Updated on 2024-10-08 GMT+08:00

Configuring Spark Dynamic Resource Scheduling in YARN Mode

Scenario

Resources are a key factor that affects Spark execution efficiency. When a long-running service (such as the JDBCServer) is allocated with multiple executors without tasks but resources of other applications are insufficient, resources are wasted and scheduled improperly.
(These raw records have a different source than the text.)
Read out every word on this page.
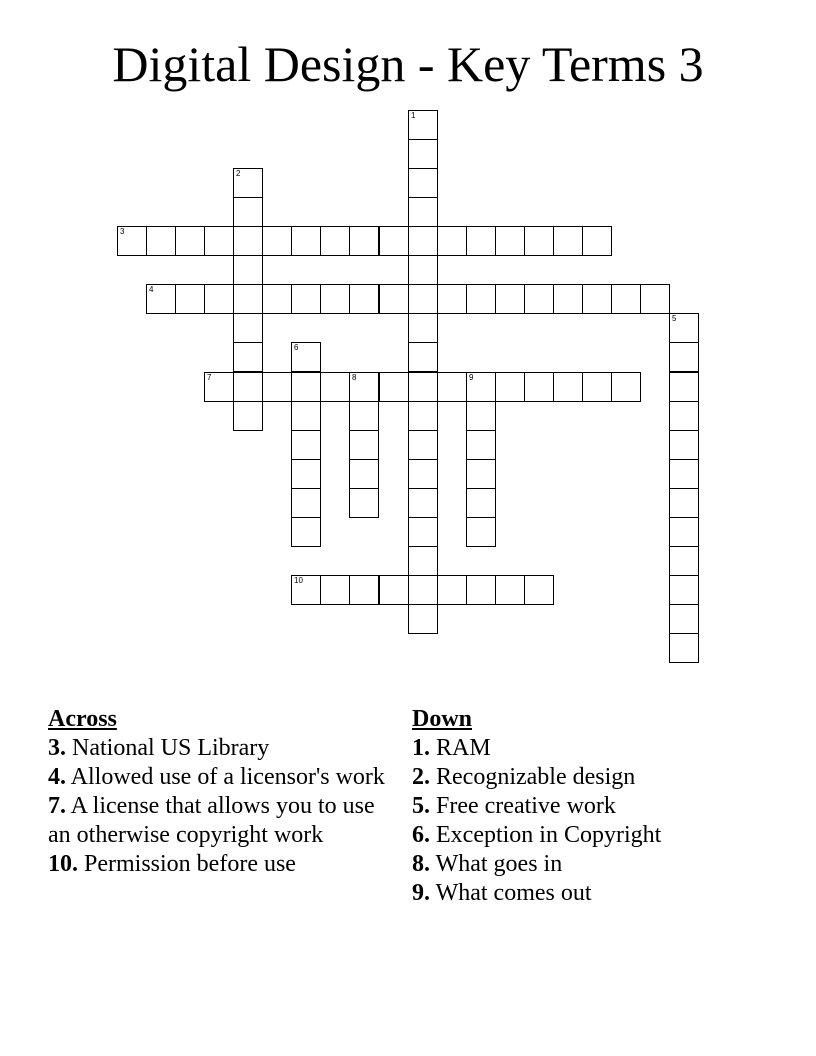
Digital Design - Key Terms 3
3
4
7	8	9
10
1
2
5
6
Across
3. National US Library
4. Allowed use of a licensor's work
7. A license that allows you to use an otherwise copyright work
10. Permission before use
Down
1. RAM
2. Recognizable design
5. Free creative work
6. Exception in Copyright
8. What goes in
9. What comes out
Dynamic resource scheduling can add or remove executors of applications in real time based on the task load. In this way, resources are dynamically scheduled to applications.

Procedure

  1. Configure the external shuffle service.
  2. Log in to FusionInsight Manager, and choose Cluster > Name of the desired cluster > Service > Spark2x > Configuration > All Configurations. Enter the spark.dynamicAllocation.enabled parameter name in the search box and set it to true to enable dynamic resource scheduling.
Table 1 lists some optional configuration items.
Table 1 Parameters for dynamic resource scheduling

Configuration Item

Description

Default Value

spark.dynamicAllocation.minExecutors

Indicates the minimum number of executors.

0

spark.dynamicAllocation.initialExecutors

Indicates the number of initial executors.

0

spark.dynamicAllocation.maxExecutors

Indicates the maximum number of executors.

2048

spark.dynamicAllocation.schedulerBacklogTimeout

Indicates the first timeout period for scheduling.

1s

spark.dynamicAllocation.sustainedSchedulerBacklogTimeout

Indicates the second and later timeout interval for scheduling.

1s

spark.dynamicAllocation.executorIdleTimeout

Indicates the idle timeout interval for common executors.

60s

spark.dynamicAllocation.cachedExecutorIdleTimeout

Indicates the idle timeout interval for executors with cached blocks.

  • JDBCServer2x: 2147483647s
  • IndexServer2x: 2147483647s
  • SparkResource2x: 120

The external shuffle service must be configured before using the dynamic resource scheduling function.